I’ve been noticing that there are some new buzz words out there in the sweet sweet world of web 2.0. I try to map these buzz words in context to what they mean to technology evangelists, budding start-ups, marketers, and everyday consumers. You might have seen a couple of my in-depth reports like this on my site before, but this time I’m going to keep it at a surface level. Here are some words that caught my eye:
Crowd Clout –
This is basically a sexy word for democracy. Lots of people converge to voice their views and ask for what they want. New idea no, but technology has really helped bring it to a different level. As pointed out by PSFK, companies such as Eventful and Threadless use this concept to promote favorite product lines. Also noted by PSFK, in China there is a practice called “tuangou” or “team purchase” where hundreds of flashmobbing people descend on a given retailer to get the price they want. Kinda sounds like Priceline.com from it’s beginning.

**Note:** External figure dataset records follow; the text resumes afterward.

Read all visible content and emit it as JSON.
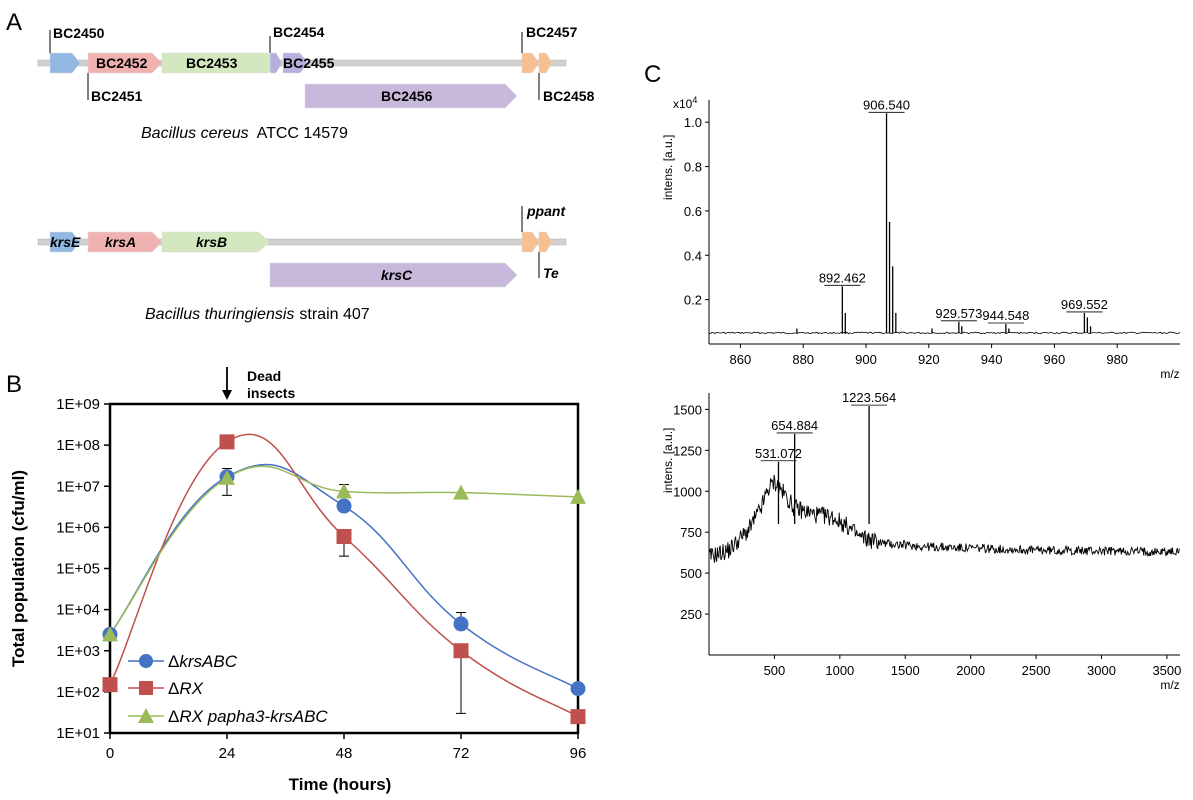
{
  "panel_labels": {
    "a": "A",
    "b": "B",
    "c": "C"
  },
  "operon1": {
    "genes": [
      {
        "name": "BC2450",
        "color": "#92b8e2"
      },
      {
        "name": "BC2451",
        "color": "#f0b2b0"
      },
      {
        "name": "BC2452",
        "color": "#f0b2b0"
      },
      {
        "name": "BC2453",
        "color": "#d4e8c0"
      },
      {
        "name": "BC2454",
        "color": "#b8b0dc"
      },
      {
        "name": "BC2455",
        "color": "#b8b0dc"
      },
      {
        "name": "BC2456",
        "color": "#c8b8dc"
      },
      {
        "name": "BC2457",
        "color": "#f8c090"
      },
      {
        "name": "BC2458",
        "color": "#f8c090"
      }
    ],
    "species": "Bacillus cereus",
    "strain": "ATCC 14579"
  },
  "operon2": {
    "genes": [
      {
        "name": "krsE",
        "color": "#92b8e2"
      },
      {
        "name": "krsA",
        "color": "#f0b2b0"
      },
      {
        "name": "krsB",
        "color": "#d4e8c0"
      },
      {
        "name": "krsC",
        "color": "#c8b8dc"
      },
      {
        "name": "ppant",
        "color": "#f8c090"
      },
      {
        "name": "Te",
        "color": "#f8c090"
      }
    ],
    "species": "Bacillus thuringiensis",
    "strain": "strain 407"
  },
  "chart_data": [
    {
      "type": "line",
      "panel": "B",
      "annotation": "Dead insects",
      "xlabel": "Time (hours)",
      "ylabel": "Total population (cfu/ml)",
      "x": [
        0,
        24,
        48,
        72,
        96
      ],
      "x_tick_labels": [
        "0",
        "24",
        "48",
        "72",
        "96"
      ],
      "y_scale": "log",
      "ylim": [
        10,
        1000000000
      ],
      "y_tick_labels": [
        "1E+01",
        "1E+02",
        "1E+03",
        "1E+04",
        "1E+05",
        "1E+06",
        "1E+07",
        "1E+08",
        "1E+09"
      ],
      "legend_position": "bottom-left",
      "series": [
        {
          "name": "ΔkrsABC",
          "color": "#4472c4",
          "marker": "circle",
          "values": [
            2500,
            17000000,
            3300000,
            4500,
            120
          ],
          "err": [
            null,
            27000000,
            null,
            8500,
            null
          ]
        },
        {
          "name": "ΔRX",
          "color": "#c0504d",
          "marker": "square",
          "values": [
            150,
            120000000,
            600000,
            1000,
            25
          ],
          "err": [
            null,
            null,
            200000,
            30,
            null
          ]
        },
        {
          "name": "ΔRX papha3-krsABC",
          "color": "#9bbb59",
          "marker": "triangle",
          "values": [
            2500,
            16000000,
            7500000,
            7000000,
            5500000
          ],
          "err": [
            null,
            6000000,
            11000000,
            null,
            null
          ]
        }
      ]
    },
    {
      "type": "spectrum",
      "panel": "C-top",
      "xlabel": "m/z",
      "ylabel": "intens. [a.u.]",
      "y_multiplier": "x10",
      "y_exponent": "4",
      "xlim": [
        850,
        1000
      ],
      "ylim": [
        0,
        1.1
      ],
      "x_ticks": [
        860,
        880,
        900,
        920,
        940,
        960,
        980
      ],
      "y_ticks": [
        0.2,
        0.4,
        0.6,
        0.8,
        1.0
      ],
      "y_tick_labels": [
        "0.2",
        "0.4",
        "0.6",
        "0.8",
        "1.0"
      ],
      "baseline": 0.05,
      "peaks": [
        {
          "mz": 892.462,
          "intensity": 0.26,
          "label": "892.462"
        },
        {
          "mz": 893.4,
          "intensity": 0.14
        },
        {
          "mz": 906.54,
          "intensity": 1.04,
          "label": "906.540"
        },
        {
          "mz": 907.5,
          "intensity": 0.55
        },
        {
          "mz": 908.5,
          "intensity": 0.35
        },
        {
          "mz": 909.5,
          "intensity": 0.14
        },
        {
          "mz": 878.0,
          "intensity": 0.07
        },
        {
          "mz": 921.0,
          "intensity": 0.07
        },
        {
          "mz": 929.573,
          "intensity": 0.1,
          "label": "929.573"
        },
        {
          "mz": 930.5,
          "intensity": 0.08
        },
        {
          "mz": 944.548,
          "intensity": 0.09,
          "label": "944.548"
        },
        {
          "mz": 945.5,
          "intensity": 0.07
        },
        {
          "mz": 969.552,
          "intensity": 0.14,
          "label": "969.552"
        },
        {
          "mz": 970.5,
          "intensity": 0.12
        },
        {
          "mz": 971.5,
          "intensity": 0.08
        }
      ]
    },
    {
      "type": "spectrum",
      "panel": "C-bottom",
      "xlabel": "m/z",
      "ylabel": "intens. [a.u.]",
      "xlim": [
        0,
        3600
      ],
      "ylim": [
        0,
        1600
      ],
      "x_ticks": [
        500,
        1000,
        1500,
        2000,
        2500,
        3000,
        3500
      ],
      "y_ticks": [
        250,
        500,
        750,
        1000,
        1250,
        1500
      ],
      "envelope": [
        [
          0,
          600
        ],
        [
          150,
          640
        ],
        [
          300,
          760
        ],
        [
          400,
          900
        ],
        [
          450,
          1010
        ],
        [
          500,
          1060
        ],
        [
          560,
          1000
        ],
        [
          650,
          900
        ],
        [
          800,
          860
        ],
        [
          950,
          840
        ],
        [
          1050,
          790
        ],
        [
          1150,
          720
        ],
        [
          1350,
          680
        ],
        [
          1700,
          660
        ],
        [
          2500,
          640
        ],
        [
          3600,
          630
        ]
      ],
      "peaks": [
        {
          "mz": 531.072,
          "intensity": 1180,
          "label": "531.072"
        },
        {
          "mz": 654.884,
          "intensity": 1350,
          "label": "654.884"
        },
        {
          "mz": 1223.564,
          "intensity": 1520,
          "label": "1223.564"
        }
      ]
    }
  ]
}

Like I said, nothing new, however, with technology helping people organize on the fly or in a premeditative fashion, this could be powerful. Really powerful. Calling all wanna be Naomi Kleins.
Zone/Geo Tagging –
This feature is prevalent on many photo and video sharing sites where users can geolocate where they took the picture or video such as Flickr or YouTube. Unfortunately, it takes a lot of time to zone tag countless pictures and videos, and I’m not sure people are going to want to do it for all their shared media. However, if we can convince them to do it, the possibility to combine zone tagging and mobile alerts would be phenomenal. Essentially, you could set your mobile device to locate zone tagged stuff. That stuff could be categorized into topics like food, bars, cool things to see, hot girls, etc. You get to decided what types of zone tagged topics you want sent your phone. Maybe throw a little Twitter in there and we might be able to zone tag on the fly. Hmmm….now that’s an idea.
Fan Labor –
Essentially, this is asking fan bases of any types to create content for the brand/community/organization of which they are apart of. Does this type of user generated content adversely affecting the communities in which they come from. Does offering a reward for their work convert them into mass producers? Do they lose credibility? I’m not too sure this buzz word will stick, but I like it, because I do think companies are asking too much of their consumers in today’s 2.0 age.